L'Ipo di Chrysler. Intanto, dal Salone di Detroit, il numero uno del Lingotto ha annunciato che Fiat è salita al 25% di Chrysler e ha sottolineato che c'è "la possibilità di salire al 51% entro l'anno perché esistono le risorse. Il progetto è collegato all'Ipo di Chrysler", operazione finanziaria che il manager italo-canadese conta di portare a termine entro il secondo semestre.

Mirafiori: "pronti a investire altrove". Riguardo al referendum di Mirafiori, poi Marchionne ha ribadito: "Con il 51% di voti favorevoli si chiude il discorso. L'investimento si fa. Se non si raggiunge il 51% salta tutto e andiamo altrove. Fiat ha alternative nel mondo, aspettiamo di vedere cosa succederà giovedì e venerdì e se il referendum non passerà ritorneremo a festeggiare a Detroit".

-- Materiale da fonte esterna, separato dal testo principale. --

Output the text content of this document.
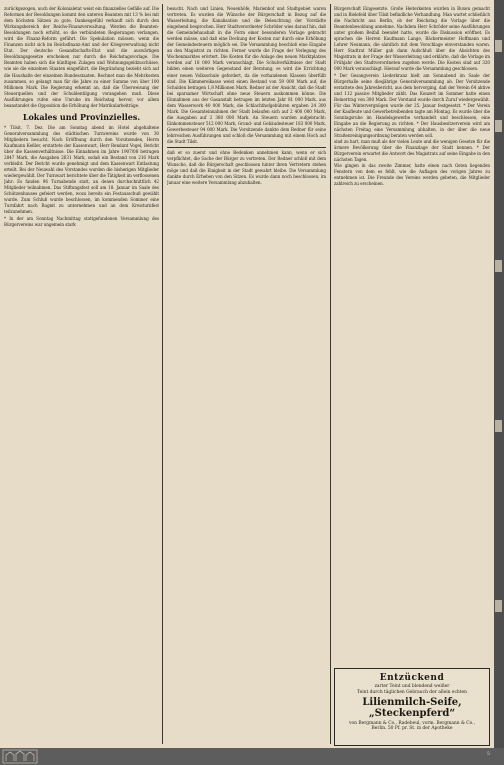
zurückgezogen, auch der Kolonialetat weist ein finanzielles Gefälle auf. Die Reformen der Besoldungen kommt den unteren Beamten mit 13 % bei mit dem höchsten Sätzen zu gute, Dankesgefühl verkauft sich durch den Wirkungsbereich der Reichs-Finanzverwaltung. Werden die Beamten-Besoldungen noch erhöht, so die verbündeten Regierungen verlangen, wird die Finanz-Reform geführt. Die Spekulation müssen, wenn die Finanzen nicht sich im Reichsfinanz-Amt und der Kriegsverwaltung nicht Etat. Der deutsche Gesandtschafts-Etat und die auswärtigen Besoldungsgesetze erscheinen nur durch die Reichstagsvorlage. Die Beamten haben sich die künftigen Zulagen und Wohnungsgeldzuschüsse, wie sie die einzelnen Staaten eingeführt, die Begründung bezieht sich auf die Haushalte der einzelnen Bundesstaaten. Rechnet man die Mehrkosten zusammen, so gelangt man für die Jahre zu einer Summe von über 100 Millionen Mark. Die Regierung erkennt an, daß die Überweisung der Steuerquellen und der Schuldentilgung vorangehen muß. Diese Ausführungen rufen eine Unruhe im Reichstag hervor, vor allem beanstandet die Opposition die Erhöhung der Matrikularbeiträge.

Lokales und Provinzielles.

* Tilsit, 7. Dez. Die am Sonntag abend im Hotel abgehaltene Generalversammlung des städtischen Turnvereins wurde von 30 Mitgliedern besucht. Nach Eröffnung durch den Vorsitzenden, Herrn Kaufmann Keßler, erstattete der Kassenwart, Herr Rendant Vogel, Bericht über die Kassenverhältnisse. Die Einnahmen im Jahre 1907/08 betrugen 2847 Mark, die Ausgaben 2631 Mark, sodaß ein Bestand von 216 Mark verbleibt. Der Bericht wurde genehmigt und dem Kassenwart Entlastung erteilt. Bei der Neuwahl des Vorstandes wurden die bisherigen Mitglieder wiedergewählt. Der Turnwart berichtete über die Tätigkeit im verflossenen Jahr: Es fanden 96 Turnabende statt, an denen durchschnittlich 42 Mitglieder teilnahmen. Das Stiftungsfest soll am 18. Januar im Saale des Schützenhauses gefeiert werden, wozu bereits ein Festausschuß gewählt wurde. Zum Schluß wurde beschlossen, im kommenden Sommer eine Turnfahrt nach Ragnit zu unternehmen und an dem Kreisturnfest teilzunehmen.

* In der am Sonntag Nachmittag stattgefundenen Versammlung des Bürgervereins war ungemein stark

besucht. Nach und Linien, Neuenhöfe, Marienhof und Stadtgebiet waren vertreten. Es wurden die Wünsche der Bürgerschaft in Bezug auf die Wasserleitung, die Kanalisation und die Beleuchtung der Vorstädte eingehend besprochen. Herr Stadtverordneter Schröder wies darauf hin, daß die Gemeindehaushalt in die Form einer besonderen Vorlage gebracht werden müsse, und daß eine Deckung der Kosten nur durch eine Erhöhung der Gemeindesteuern möglich sei. Die Versammlung beschloß eine Eingabe an den Magistrat zu richten. Ferner wurde die Frage der Verlegung des Wochenmarktes erörtert. Die Kosten für die Anlage des neuen Marktplatzes werden auf 18 000 Mark veranschlagt. Die Schulverhältnisse der Stadt bilden einen weiteren Gegenstand der Beratung; es wird die Errichtung einer neuen Volksschule gefordert, da die vorhandenen Klassen überfüllt sind. Die Kämmereikasse weist einen Bestand von 59 000 Mark auf, die Schulden betragen 1,8 Millionen Mark. Redner ist der Ansicht, daß die Stadt bei sparsamer Wirtschaft ohne neue Steuern auskommen könne. Die Einnahmen aus der Gasanstalt betrugen im letzten Jahr 81 000 Mark, aus dem Wasserwerk 40 000 Mark, die Schlachthofgebühren ergaben 24 300 Mark. Die Gesamteinnahmen der Stadt belaufen sich auf 2 400 000 Mark, die Ausgaben auf 2 380 000 Mark. An Steuern wurden aufgebracht: Einkommensteuer 512 000 Mark, Grund- und Gebäudesteuer 183 000 Mark, Gewerbesteuer 94 000 Mark. Die Vorsitzende dankte dem Redner für seine lehrreichen Ausführungen und schloß die Versammlung mit einem Hoch auf die Stadt Tilsit.

daß er so zuerst und ohne Bedenken annehmen kann, wenn er sich verpflichtet, die Sache der Bürger zu vertreten. Der Redner schloß mit dem Wunsche, daß die Bürgerschaft geschlossen hinter ihren Vertretern stehen möge und daß die Einigkeit in der Stadt gewahrt bleibe. Die Versammlung dankte durch Erheben von den Sitzen. Es wurde dann noch beschlossen, im Januar eine weitere Versammlung abzuhalten.

Bürgerschaft Eingesetzte. Große Heiterkeiten wurden in Buxen gemacht und in Bielefeld über Tilsit befindliche Verhandlung. Man wartet schließlich die Nachricht aus Berlin, ob der Reichstag die Vorlage über die Beamtenbesoldung annehme. Nachdem Herr Schröder seine Ausführungen unter großem Beifall beendet hatte, wurde die Diskussion eröffnet. Es sprachen die Herren Kaufmann Lange, Bäckermeister Hoffmann und Lehrer Neumann, die sämtlich mit dem Vorschlage einverstanden waren. Herr Stadtrat Müller gab dann Aufschluß über die Absichten des Magistrats in der Frage der Wasserleitung und erklärte, daß die Vorlage im Frühjahr den Stadtverordneten zugehen werde. Die Kosten sind auf 320 000 Mark veranschlagt. Hierauf wurde die Versammlung geschlossen.

* Der Gesangverein Liederkranz hielt am Sonnabend im Saale der Bürgerhalle seine diesjährige Generalversammlung ab. Der Vorsitzende erstattete den Jahresbericht, aus dem hervorging, daß der Verein 64 aktive und 112 passive Mitglieder zählt. Das Konzert im Sommer hatte einen Reinertrag von 380 Mark. Der Vorstand wurde durch Zuruf wiedergewählt. Für das Wintervergnügen wurde der 25. Januar festgesetzt. * Der Verein der Kaufleute und Gewerbetreibenden tagte am Montag. Es wurde über die Sonntagsruhe im Handelsgewerbe verhandelt und beschlossen, eine Eingabe an die Regierung zu richten. * Der Hausbesitzerverein wird am nächsten Freitag eine Versammlung abhalten, in der über die neue Straßenreinigungsordnung beraten werden soll.

sind zu hart, man muß als der vielen Leute und die wenigen Gesetze für die ärmere Bevölkerung über die Finanzlage der Stadt kennen. * Der Bürgerverein erwartet die Antwort des Magistrats auf seine Eingabe in den nächsten Tagen.

Wie gingen in das zweite Zimmer, hatte einen nach Osten liegenden Fenstern von dem es fehlt, wie die Auflagen des vorigen Jahres zu entnehmen ist. Die Freunde des Vereins werden gebeten, die Mitglieder zahlreich zu erscheinen.

Entzückend
zarter Teint und blendend weißer
Teint durch täglichen Gebrauch der allein echten
Lilienmilch-Seife, „Steckenpferd“
von Bergmann & Co., Radebeul, vorm. Bergmann & Co., Berlin. 50 Pf. pr. St. in der Apotheke
5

Problemi sociali. Marchionne, poi, si è rifiutato di assumersi la responsabilità del clima di contrapposizione che si sta vivendo in merito alla vicenda di Mirafiori. "In Italia, per ragioni storiche e ideologiche la gente non si riconosce in questa nuova proposta della Fiat. Io il passato lo conosco e lo capisco. La storia l'ho vissuta, ma il problema deve essere adeguato alla realtà di oggi". Secondo l'a.d., quindi, la Fiat non può essere considerata la causa del clima di tensione sociale. "Il mio ruolo è più umile: io faccio vetture e cerco di venderle, il problema sociale deve essere risolto da altri. Noi come Fiat possiamo solo creare le condizioni per lo sviluppo. C'è un impegno in questo senso".